A. Cisco Prime Infrastructure
B. Cisco DNA Center
C. Cisco ISE (Identity Services Engine)
D. Cisco SD-WAN
Correct Answer: B. Cisco DNA Center
Explanation:
B. Cisco DNA Center:
Cisco DNA Center is an architecture that provides comprehensive network visibility, policy-based control, and security automation using software-defined principles. It allows network administrators to manage and automate the entire network infrastructure, enabling enhanced security, better visibility, and simplified policy enforcement. Cisco DNA Center is central to Cisco's Software-Defined Access (SDA), which facilitates end-to-end network automation, including policy enforcement and security management, across both wired and wireless networks.
Why the other options are incorrect:
A. Cisco Prime Infrastructure:
Cisco Prime Infrastructure is a management platform for network infrastructure that provides device monitoring, configuration, and network management.
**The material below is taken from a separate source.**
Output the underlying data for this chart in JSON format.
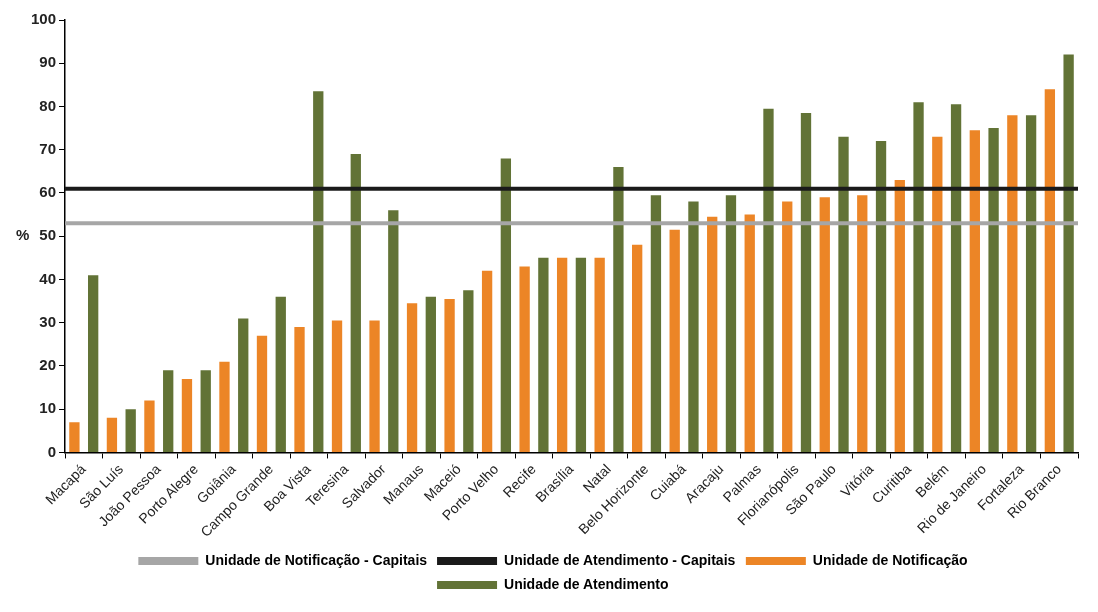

While it offers network visibility and management, it doesn't provide the same level of automation and software-defined network capabilities as Cisco DNA Center.
C. Cisco ISE (Identity Services Engine):
Cisco ISE is a policy-driven network access control solution. It focuses on identity management, device authentication, and access control, but it doesn't provide end-to-end network visibility and automation as Cisco DNA Center does.
D. Cisco SD-WAN:
Cisco SD-WAN focuses on optimizing and securing WAN connections across distributed networks. While it provides some visibility and control over WAN traffic, it doesn't offer the same level of network-wide automation, policy-based control, and visibility as Cisco DNA Center.
Cisco DNA Center is the platform designed for end-to-end network visibility, policy-based control, and security automation using software-defined principles, making B. Cisco DNA Center the correct answer.